À la suite d’une demande de seconde lecture formulée par le président de la province Nord, opposé aux exportations de minerai au nom de la « doctrine Nickel », le Congrès s’est à nouveau penché ce matin sur la loi du pays modifiant le code minier.
Ce texte, qui ouvre la possibilité d’exporter certains minerais non transformables localement, a été adopté une nouvelle fois avec 28 voix sur 54.
Dans le détail, la loi ouvre, à titre dérogatoire, la possibilité d’exporter certains minerais issus des réserves géographiques métallurgiques, lorsque leur transformation locale apparaît techniquement trop complexe ou économiquement non viable.
Cette faculté reste toutefois strictement encadrée : réservée aux sociétés métallurgiques, elle ne peut être accordée par le gouvernement qu’à condition qu’aucune offre d’achat locale n’ait été formulée au prix du marché.
Les autorisations, limitées dans le temps, sont assorties d’engagements précis sur la viabilité industrielle et les compensations prévues, et font l’objet d’un suivi annuel transmis au Congrès.
Ce vote était particulièrement attendu dans le contexte du dossier Prony Resources. Il permet en effet de lever l’une des conditions posées dans le cadre du projet de reprise par un groupe émirati, qui a déposé une offre.

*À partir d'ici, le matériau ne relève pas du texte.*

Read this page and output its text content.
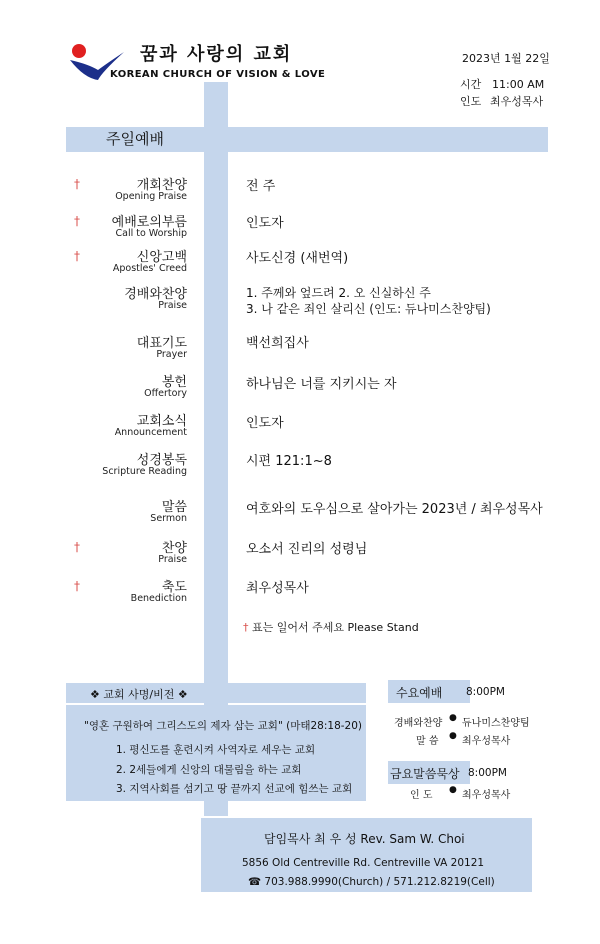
꿈과 사랑의 교회
KOREAN CHURCH OF VISION & LOVE
2023년 1월 22일
시간 11:00 AM
인도 최우성목사
주일예배
†	개회찬양
Opening Praise
전 주
† 예배로의부름
Call to Worship
인도자
†	신앙고백
Apostles' Creed
사도신경 (새번역)
경배와찬양
Praise
1. 주께와 엎드려 2. 오 신실하신 주
3. 나 같은 죄인 살리신 (인도: 듀나미스찬양팀)
대표기도
Prayer
백선희집사
봉헌
Offertory
하나님은 너를 지키시는 자
교회소식
Announcement
인도자
성경봉독
Scripture Reading
시편 121:1~8
말씀
Sermon
여호와의 도우심으로 살아가는 2023년 / 최우성목사
†	찬양
Praise
오소서 진리의 성령님
†	축도
Benediction
최우성목사
† 표는 일어서 주세요 Please Stand
❖ 교회 사명/비전 ❖
"영혼 구원하여 그리스도의 제자 삼는 교회" (마태28:18-20)
1. 평신도를 훈련시켜 사역자로 세우는 교회
2. 2세들에게 신앙의 대물림을 하는 교회
3. 지역사회를 섬기고 땅 끝까지 선교에 힘쓰는 교회
수요예배 8:00PM
경배와찬양 ● 듀나미스찬양팀
말 씀 ● 최우성목사
금요말씀묵상 8:00PM
인 도 ● 최우성목사
담임목사 최 우 성 Rev. Sam W. Choi
5856 Old Centreville Rd. Centreville VA 20121
☎ 703.988.9990(Church) / 571.212.8219(Cell)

Selon les partisans du texte, son rejet aurait conduit à un scénario redouté : la fermeture de l’usine du Sud. Ils saluent donc la mobilisation des 28 élus ayant soutenu la loi : issus des Loyalistes, du Rassemblement, de Calédonie Ensemble, de l’Éveil Océanien, ainsi que de Yoann Lecourieux, estimant que ce vote redonne des perspectives aux milliers de salariés et de sous-traitants concernés.

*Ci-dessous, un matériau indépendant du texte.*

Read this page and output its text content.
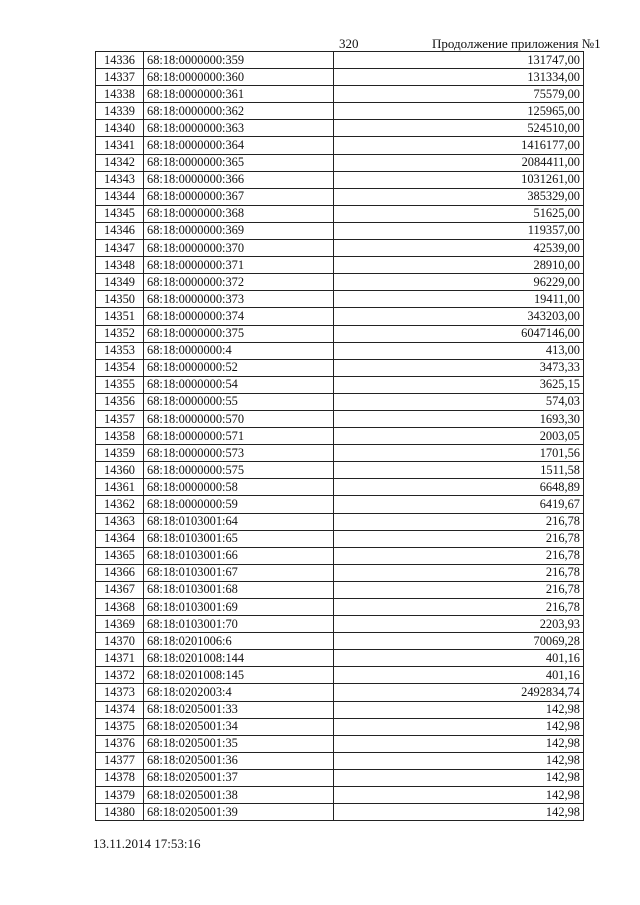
320	Продолжение приложения №1
14336	68:18:0000000:359	131747,00
14337	68:18:0000000:360	131334,00
14338	68:18:0000000:361	75579,00
14339	68:18:0000000:362	125965,00
14340	68:18:0000000:363	524510,00
14341	68:18:0000000:364	1416177,00
14342	68:18:0000000:365	2084411,00
14343	68:18:0000000:366	1031261,00
14344	68:18:0000000:367	385329,00
14345	68:18:0000000:368	51625,00
14346	68:18:0000000:369	119357,00
14347	68:18:0000000:370	42539,00
14348	68:18:0000000:371	28910,00
14349	68:18:0000000:372	96229,00
14350	68:18:0000000:373	19411,00
14351	68:18:0000000:374	343203,00
14352	68:18:0000000:375	6047146,00
14353	68:18:0000000:4	413,00
14354	68:18:0000000:52	3473,33
14355	68:18:0000000:54	3625,15
14356	68:18:0000000:55	574,03
14357	68:18:0000000:570	1693,30
14358	68:18:0000000:571	2003,05
14359	68:18:0000000:573	1701,56
14360	68:18:0000000:575	1511,58
14361	68:18:0000000:58	6648,89
14362	68:18:0000000:59	6419,67
14363	68:18:0103001:64	216,78
14364	68:18:0103001:65	216,78
14365	68:18:0103001:66	216,78
14366	68:18:0103001:67	216,78
14367	68:18:0103001:68	216,78
14368	68:18:0103001:69	216,78
14369	68:18:0103001:70	2203,93
14370	68:18:0201006:6	70069,28
14371	68:18:0201008:144	401,16
14372	68:18:0201008:145	401,16
14373	68:18:0202003:4	2492834,74
14374	68:18:0205001:33	142,98
14375	68:18:0205001:34	142,98
14376	68:18:0205001:35	142,98
14377	68:18:0205001:36	142,98
14378	68:18:0205001:37	142,98
14379	68:18:0205001:38	142,98
14380	68:18:0205001:39	142,98
13.11.2014 17:53:16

La séquence se poursuit désormais sur le terrain économique et industriel. Une réunion est prévue mercredi entre le ministre de l’Économie et le repreneur afin de finaliser les contours du projet de reprise.
Cette seconde lecture, demandée par Paul Néaoutyine, président de la province Nord le 12 mars, est une étape obligatoire avant de saisir le Conseil constitutionnel pour contester le texte. Il dispose désormais de dix jours pour déposer son recours, la juridiction ayant ensuite trois mois pour se prononcer.